Tiba di Indonesia, Aprilani mendapat tugas memimpin Lembaga Oseanologi Nasional (LON) dibawah Lembaga Ilmu pengetahuan Indonesia (LIPI). Selama 14 tahun Aprilani memimpin lembaga ini. Di masa kepemimpinannya, sejumlah tenaga muda dikirim untuk melajutkan studi master dan doktor. Selain itu, pelatihan-pelatihan di dalam dan luar negeri.
Seperti ditulis Anugerah Nontji, salah satu peran penting Aprilani adalah pengembangan Ilmu Kelautan di Indonesia.
Di sinilah tidak banyak mahasiswa dan alumni kelautan yang mengetahui bila Aprilani yang meletakan dasar Pola Ilmiah Pokok (PIP) Kelautan, pada 1980-an. PIP kelautan ini kemudian dikembangkan di enam Perguruan Tinggi Negeri di Indonesia.
Enam perguruan tinggi untuk pengembangan ilmu dan teknologi kelautan ini adalah Universitas Riau di Pekanbaru, Institut Pertanian Bogor di Bogor, Universitas Diponegoro di Semarang. Kemudian Universitas Hasanuddin di Makassar, Universitas Sam Ratulangi di Manado dan universitas Pattimura di Ambon.
PIP kelautan dan enam perguruan tinggi pioner ini mengembangkan Ilmu dan teknologi Kelautan berkat kedekatan hubungan Aprilani dengan banyak tenaga pengajar di berbagai perguruan tinggi dan khususnya dengan Dirjen Pendidikan Tinggi yang ketika itu dijabat Prof Doddy A. Tisna Amidjaja.
Melalui PIP Kelautan di enam perguruan tinggi tersebut, diharapkan menjadi centre of excellence atau pusat keunggulan kelautan.

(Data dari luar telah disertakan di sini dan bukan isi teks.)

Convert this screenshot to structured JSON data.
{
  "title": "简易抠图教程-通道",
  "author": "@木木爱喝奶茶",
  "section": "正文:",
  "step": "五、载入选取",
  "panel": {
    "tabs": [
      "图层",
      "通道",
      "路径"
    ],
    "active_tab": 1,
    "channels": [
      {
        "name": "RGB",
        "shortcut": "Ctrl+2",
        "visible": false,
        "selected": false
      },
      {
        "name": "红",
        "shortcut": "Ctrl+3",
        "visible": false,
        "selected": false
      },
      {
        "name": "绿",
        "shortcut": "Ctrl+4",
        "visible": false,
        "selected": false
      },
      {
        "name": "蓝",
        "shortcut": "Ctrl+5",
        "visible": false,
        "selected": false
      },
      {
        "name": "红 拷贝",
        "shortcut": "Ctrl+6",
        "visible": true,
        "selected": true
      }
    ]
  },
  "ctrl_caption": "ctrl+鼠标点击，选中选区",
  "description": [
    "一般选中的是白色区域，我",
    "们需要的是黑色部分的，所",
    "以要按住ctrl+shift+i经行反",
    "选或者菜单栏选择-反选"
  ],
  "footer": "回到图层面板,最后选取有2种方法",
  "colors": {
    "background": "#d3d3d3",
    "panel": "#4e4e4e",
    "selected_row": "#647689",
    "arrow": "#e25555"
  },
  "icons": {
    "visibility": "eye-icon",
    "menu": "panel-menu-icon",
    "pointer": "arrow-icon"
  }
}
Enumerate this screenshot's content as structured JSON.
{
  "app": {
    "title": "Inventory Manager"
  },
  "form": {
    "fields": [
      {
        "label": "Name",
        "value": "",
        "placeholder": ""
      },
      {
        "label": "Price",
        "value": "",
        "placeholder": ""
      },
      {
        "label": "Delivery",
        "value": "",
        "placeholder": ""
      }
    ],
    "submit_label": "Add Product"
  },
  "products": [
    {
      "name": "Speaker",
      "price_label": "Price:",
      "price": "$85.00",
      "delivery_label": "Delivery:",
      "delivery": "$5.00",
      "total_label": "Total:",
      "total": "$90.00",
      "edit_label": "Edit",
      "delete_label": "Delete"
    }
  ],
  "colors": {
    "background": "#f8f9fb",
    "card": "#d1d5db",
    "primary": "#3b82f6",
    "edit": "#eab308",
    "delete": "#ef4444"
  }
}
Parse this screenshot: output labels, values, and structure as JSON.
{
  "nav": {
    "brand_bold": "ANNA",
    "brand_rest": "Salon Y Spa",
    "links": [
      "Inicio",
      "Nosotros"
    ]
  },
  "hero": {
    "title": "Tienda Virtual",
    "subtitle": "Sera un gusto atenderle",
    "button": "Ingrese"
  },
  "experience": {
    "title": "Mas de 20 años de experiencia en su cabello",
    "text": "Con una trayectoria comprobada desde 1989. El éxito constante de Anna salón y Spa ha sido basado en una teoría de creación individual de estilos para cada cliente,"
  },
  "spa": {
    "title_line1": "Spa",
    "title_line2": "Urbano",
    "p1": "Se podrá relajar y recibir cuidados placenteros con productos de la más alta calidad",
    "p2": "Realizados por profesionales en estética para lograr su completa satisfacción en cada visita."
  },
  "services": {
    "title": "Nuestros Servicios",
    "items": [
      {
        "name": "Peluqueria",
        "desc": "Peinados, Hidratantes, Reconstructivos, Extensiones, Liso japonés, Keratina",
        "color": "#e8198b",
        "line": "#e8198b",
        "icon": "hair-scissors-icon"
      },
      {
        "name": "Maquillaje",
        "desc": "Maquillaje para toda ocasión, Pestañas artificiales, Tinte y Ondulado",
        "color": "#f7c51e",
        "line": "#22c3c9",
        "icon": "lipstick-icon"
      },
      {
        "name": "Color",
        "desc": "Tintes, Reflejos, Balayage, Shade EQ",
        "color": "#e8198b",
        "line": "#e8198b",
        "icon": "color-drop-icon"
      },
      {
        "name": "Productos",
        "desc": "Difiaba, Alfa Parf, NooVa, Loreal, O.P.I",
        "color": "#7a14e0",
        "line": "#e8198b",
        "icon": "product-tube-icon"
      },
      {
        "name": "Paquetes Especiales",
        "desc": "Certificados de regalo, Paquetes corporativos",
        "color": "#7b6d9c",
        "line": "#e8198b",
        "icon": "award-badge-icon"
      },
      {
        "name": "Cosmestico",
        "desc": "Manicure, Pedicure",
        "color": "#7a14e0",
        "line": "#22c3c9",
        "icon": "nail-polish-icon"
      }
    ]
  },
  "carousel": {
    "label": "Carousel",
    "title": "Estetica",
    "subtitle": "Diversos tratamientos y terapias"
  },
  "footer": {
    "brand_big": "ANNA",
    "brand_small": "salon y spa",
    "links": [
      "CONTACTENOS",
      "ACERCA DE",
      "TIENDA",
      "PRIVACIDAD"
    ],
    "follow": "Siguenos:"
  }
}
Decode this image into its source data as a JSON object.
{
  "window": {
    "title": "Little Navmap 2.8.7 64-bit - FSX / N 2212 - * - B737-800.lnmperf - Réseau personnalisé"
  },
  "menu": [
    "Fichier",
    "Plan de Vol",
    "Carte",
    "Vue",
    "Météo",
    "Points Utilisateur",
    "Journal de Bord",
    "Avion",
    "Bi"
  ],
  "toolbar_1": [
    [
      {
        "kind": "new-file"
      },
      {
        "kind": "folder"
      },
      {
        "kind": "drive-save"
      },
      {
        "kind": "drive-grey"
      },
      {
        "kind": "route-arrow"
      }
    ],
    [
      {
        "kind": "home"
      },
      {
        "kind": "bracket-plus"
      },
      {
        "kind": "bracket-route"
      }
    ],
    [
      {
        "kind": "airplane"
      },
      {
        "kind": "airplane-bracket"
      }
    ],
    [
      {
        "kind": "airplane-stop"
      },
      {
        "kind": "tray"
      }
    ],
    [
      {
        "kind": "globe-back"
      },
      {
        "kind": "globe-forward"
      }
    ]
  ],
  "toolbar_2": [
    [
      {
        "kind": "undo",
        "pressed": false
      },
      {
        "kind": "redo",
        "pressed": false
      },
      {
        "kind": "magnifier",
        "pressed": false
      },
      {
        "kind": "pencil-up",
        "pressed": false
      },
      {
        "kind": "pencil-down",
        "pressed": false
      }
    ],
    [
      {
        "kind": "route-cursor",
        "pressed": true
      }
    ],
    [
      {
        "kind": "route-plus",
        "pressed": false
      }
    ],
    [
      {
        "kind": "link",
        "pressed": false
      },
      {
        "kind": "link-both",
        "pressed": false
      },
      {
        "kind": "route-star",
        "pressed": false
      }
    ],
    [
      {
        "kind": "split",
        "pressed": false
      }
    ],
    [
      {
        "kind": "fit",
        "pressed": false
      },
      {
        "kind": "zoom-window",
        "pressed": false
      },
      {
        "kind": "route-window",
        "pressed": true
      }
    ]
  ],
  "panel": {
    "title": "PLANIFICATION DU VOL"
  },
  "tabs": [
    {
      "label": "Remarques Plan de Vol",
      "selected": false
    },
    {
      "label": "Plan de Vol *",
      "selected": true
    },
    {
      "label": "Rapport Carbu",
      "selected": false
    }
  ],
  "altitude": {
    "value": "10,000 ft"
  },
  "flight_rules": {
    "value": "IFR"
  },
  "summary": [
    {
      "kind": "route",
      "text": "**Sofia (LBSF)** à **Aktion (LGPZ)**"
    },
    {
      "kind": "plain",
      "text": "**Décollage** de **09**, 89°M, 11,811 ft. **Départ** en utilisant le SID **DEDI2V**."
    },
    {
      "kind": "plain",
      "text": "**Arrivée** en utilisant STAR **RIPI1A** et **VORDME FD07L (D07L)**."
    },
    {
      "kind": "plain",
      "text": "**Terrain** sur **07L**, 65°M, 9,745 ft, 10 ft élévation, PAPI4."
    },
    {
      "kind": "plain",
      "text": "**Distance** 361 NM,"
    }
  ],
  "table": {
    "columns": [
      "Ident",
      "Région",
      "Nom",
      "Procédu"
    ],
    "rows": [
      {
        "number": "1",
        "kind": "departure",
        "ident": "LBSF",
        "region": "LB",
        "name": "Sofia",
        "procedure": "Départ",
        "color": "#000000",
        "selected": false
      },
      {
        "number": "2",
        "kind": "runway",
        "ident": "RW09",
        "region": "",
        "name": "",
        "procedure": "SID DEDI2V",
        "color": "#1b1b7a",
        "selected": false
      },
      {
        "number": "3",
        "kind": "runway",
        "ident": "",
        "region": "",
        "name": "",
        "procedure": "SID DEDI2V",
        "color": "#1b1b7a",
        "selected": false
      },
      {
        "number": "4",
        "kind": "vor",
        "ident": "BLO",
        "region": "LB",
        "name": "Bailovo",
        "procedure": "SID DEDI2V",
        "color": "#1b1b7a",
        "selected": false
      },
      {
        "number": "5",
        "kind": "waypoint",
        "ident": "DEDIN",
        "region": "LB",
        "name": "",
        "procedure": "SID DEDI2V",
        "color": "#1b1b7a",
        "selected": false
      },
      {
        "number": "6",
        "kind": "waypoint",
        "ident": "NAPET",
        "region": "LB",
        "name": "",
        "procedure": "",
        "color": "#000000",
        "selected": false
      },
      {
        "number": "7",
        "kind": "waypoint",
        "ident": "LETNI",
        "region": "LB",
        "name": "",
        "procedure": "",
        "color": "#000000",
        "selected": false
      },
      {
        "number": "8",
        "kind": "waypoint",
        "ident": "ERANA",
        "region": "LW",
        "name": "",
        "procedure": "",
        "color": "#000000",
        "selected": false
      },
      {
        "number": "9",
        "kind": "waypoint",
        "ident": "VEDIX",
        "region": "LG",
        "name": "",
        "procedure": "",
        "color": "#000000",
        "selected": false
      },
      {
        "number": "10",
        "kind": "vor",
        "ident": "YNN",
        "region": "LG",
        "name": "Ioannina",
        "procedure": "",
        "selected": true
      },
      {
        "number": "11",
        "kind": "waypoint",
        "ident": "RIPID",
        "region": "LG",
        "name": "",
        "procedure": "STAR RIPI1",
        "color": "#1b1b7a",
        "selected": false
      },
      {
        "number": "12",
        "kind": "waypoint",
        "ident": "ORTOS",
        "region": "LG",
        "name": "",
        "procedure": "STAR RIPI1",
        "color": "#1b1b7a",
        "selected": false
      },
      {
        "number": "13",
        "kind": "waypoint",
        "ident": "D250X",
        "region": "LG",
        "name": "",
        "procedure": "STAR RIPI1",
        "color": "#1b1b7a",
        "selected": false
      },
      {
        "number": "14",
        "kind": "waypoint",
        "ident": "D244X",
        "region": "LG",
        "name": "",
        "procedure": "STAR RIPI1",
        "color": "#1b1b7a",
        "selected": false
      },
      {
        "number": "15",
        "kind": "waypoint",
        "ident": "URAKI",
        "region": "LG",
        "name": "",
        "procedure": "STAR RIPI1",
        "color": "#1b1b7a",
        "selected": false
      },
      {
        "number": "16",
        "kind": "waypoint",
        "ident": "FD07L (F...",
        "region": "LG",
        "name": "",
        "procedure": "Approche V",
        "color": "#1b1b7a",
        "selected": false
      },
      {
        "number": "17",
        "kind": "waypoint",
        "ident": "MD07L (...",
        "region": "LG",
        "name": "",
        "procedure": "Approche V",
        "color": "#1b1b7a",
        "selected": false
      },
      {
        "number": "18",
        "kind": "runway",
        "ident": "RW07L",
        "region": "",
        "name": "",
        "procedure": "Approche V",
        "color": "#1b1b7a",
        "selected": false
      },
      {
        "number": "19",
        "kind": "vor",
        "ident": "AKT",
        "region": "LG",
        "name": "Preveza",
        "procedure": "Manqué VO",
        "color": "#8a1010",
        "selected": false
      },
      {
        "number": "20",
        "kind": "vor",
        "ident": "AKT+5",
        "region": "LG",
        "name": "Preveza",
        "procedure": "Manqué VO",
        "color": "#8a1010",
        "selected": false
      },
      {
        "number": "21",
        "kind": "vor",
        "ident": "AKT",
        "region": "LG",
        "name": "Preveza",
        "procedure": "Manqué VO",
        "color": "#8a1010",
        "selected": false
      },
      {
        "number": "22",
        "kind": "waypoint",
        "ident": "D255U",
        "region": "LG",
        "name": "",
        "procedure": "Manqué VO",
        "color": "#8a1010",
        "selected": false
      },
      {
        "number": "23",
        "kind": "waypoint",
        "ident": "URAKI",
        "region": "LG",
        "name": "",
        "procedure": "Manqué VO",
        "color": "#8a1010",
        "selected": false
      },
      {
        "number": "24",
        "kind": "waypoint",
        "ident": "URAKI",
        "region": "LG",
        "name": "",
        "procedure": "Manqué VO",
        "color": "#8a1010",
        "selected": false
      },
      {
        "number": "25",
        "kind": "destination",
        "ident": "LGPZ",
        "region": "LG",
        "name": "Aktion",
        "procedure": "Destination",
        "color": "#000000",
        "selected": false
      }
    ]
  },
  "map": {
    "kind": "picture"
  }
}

Kini, di bulan Agustus 2018, sedikitnya 30 perguruan tinggi yang tengah mengembangkan ilmu yang terkait dengan kelautan di Indonesia. Semua ini tidak lepas berkat peran, ketekunan dan kegigihan Aprilani.
Pada Jumat (17/8) pukul 15.44 WIB, Aprilani tutup usia, di Rumah Sakit Pertamina, Jakarta.